Für Robert Sandermann von der Rosa Hilfe könnte Hitzlspergers Outing Vorbildcharakter haben. Warum Homosexualität im Fußball tabuisiert wird, erklärt er im BZ-Interview.
Robert Sandermann ist Pädagoge und arbeitet als Berater bei der Rosa-Hilfe Freiburg. Der Verein hilft Menschen, die aufgrund ihrer sexuellen Orientierung benachteiligt werden. In einem Kurz-Interview mit BZ-Redakteurin Nikola Vogt erzählt Sandermann, was er vom Outing des Ex-Nationalspielers Thomas Hitzlsperger hält und warum Schwulsein gerade im Fußballsport ein so großes Problem sein kann.
BZ: Herr Sandermann, was sagen Sie dazu, dass Thomas Hitzlsperger sich als schwul geoutet hat?
Sandermann: Das ist ein sehr großer Schritt und ich halte es für mutig von Thomas Hitzlsperger. Ich denke, er hatte guten Grund dazu, seine Homosexualität erst nach seinem Karriereende bekannt zu machen.
BZ: Warum?
Sandermann: Das Outing während der aktiven Zeit eines Profi-Fußballers könnte indirekt sein Karriereende bedeuten. Zum einen könnte er Schwierigkeiten mit den gegnerischen Fans bekommen, zum anderen könnte es sein, dass der Rückhalt in der eigenen Mannschaft fehlt.
BZ: Warum ist es gerade im Fußball ein so großes Problem, seine Homosexualität öffentlich zu machen?
Sandermann: Der Fußballsport ist eine Art letzte Bastion der harten Männerwelt. Bei Schwulen hingegen gibt es oft das Klischee, sie seien unsportlich, zu emotional, weich und nicht männlich genug. Hinzu kommt, dass Fußball ein sehr körperbedingter Sport ist – bei einem Tor fallen sich alle in die Arme, nach dem Spiel wird gemeinsam geduscht.
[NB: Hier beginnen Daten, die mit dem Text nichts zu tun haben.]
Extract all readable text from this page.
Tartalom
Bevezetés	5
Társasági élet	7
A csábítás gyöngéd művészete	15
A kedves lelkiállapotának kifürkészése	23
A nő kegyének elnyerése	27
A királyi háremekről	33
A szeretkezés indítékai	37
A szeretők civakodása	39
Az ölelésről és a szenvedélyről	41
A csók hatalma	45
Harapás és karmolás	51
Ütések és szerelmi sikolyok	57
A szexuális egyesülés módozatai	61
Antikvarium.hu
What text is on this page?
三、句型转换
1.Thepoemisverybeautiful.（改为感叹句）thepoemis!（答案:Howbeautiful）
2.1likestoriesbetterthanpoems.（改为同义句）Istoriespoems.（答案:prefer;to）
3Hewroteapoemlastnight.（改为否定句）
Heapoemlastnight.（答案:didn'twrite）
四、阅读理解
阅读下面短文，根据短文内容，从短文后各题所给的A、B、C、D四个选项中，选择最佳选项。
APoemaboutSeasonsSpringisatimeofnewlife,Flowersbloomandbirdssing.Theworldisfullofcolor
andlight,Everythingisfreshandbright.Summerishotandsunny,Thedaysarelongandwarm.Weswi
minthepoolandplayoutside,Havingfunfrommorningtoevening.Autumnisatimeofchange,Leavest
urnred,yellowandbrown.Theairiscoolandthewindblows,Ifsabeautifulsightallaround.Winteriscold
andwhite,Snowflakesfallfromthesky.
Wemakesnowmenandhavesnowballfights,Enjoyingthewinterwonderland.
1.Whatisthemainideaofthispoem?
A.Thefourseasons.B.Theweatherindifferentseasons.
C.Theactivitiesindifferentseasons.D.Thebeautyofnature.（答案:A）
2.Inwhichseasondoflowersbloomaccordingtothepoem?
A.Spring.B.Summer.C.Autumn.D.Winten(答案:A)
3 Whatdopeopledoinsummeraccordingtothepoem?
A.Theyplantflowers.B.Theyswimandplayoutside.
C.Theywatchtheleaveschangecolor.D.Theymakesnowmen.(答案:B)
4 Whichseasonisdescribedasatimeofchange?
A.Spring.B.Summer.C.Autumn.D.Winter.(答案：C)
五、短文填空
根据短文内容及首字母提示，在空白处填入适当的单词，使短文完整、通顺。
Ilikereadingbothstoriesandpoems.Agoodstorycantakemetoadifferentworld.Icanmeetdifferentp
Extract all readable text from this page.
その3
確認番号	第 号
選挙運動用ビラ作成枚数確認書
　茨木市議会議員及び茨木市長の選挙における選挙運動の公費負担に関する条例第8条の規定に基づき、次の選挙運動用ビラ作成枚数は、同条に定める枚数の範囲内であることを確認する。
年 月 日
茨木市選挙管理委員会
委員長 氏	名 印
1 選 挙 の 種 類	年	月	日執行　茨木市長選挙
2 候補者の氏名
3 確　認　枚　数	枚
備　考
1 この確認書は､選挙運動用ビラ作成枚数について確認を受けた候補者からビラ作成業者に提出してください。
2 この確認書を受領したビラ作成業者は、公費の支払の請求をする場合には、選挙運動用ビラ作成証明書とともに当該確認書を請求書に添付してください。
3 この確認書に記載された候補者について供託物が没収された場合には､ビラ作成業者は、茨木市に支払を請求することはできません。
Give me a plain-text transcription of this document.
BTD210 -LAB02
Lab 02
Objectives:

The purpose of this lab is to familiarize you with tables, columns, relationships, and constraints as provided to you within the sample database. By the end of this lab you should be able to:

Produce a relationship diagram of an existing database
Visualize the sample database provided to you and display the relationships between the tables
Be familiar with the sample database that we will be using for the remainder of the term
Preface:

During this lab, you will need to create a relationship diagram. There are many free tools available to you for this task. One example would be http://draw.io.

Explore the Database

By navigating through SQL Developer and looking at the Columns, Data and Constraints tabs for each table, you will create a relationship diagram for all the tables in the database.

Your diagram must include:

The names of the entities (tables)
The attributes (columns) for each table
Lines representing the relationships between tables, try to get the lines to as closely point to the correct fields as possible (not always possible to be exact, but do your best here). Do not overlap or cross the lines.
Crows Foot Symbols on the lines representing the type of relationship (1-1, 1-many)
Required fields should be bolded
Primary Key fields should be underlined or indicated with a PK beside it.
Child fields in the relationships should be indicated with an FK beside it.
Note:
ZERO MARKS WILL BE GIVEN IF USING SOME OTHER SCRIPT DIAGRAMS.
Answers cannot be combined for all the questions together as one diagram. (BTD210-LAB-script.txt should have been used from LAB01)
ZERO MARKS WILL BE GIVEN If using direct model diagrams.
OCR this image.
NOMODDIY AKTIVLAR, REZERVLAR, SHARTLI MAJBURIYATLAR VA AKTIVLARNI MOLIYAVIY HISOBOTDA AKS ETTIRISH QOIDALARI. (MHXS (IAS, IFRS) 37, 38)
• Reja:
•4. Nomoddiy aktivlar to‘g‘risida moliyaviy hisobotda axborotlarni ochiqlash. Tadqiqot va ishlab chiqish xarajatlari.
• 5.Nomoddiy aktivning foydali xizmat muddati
Vor kurzem hat sich ja zum Beispiel ein Turmspringer als schwul geoutet, aber da hat kein Hahn danach gekräht.
BZ: Beraten Sie ab und an homosexuelle Fußballer, die Angst vor einem Outing haben?
Sandermann: Ja. In den unteren Ligen gibt es Fußballer, die sich mit einem Outing unwohl fühlen würden. Es ist nun mal auch eine Sportart, die schwule Männer anziehen kann, einfach durch die Atmosphäre.
BZ: Könnte Hitzlspergers Outing Vorbildcharakter haben?
Sandermann: Vielleicht ist es ein erster Schritt. Wäre Hitzlsperger allerdings noch in der Nationalmannschaft aktiv, hätte das ganze noch eine viel größere Wirkung. Ich denke, die meisten Leute haben mit der Homosexualität im Fußball kein Problem. Vom SC Freiburg weiß man beispielsweise auch, dass er sehr liberal und tolerant mit dem Thema Homosexualität umgeht. Aber ein paar homophobe Leute gibt es immer und die können das Leben zu einem Spießrutenlauf für die Betroffenen machen.
Zur Person
Robert Sandermann ist Pädagoge und arbeitet als Berater bei der Rosa-Hilfe-Freiburg und der Aids-Hilfe.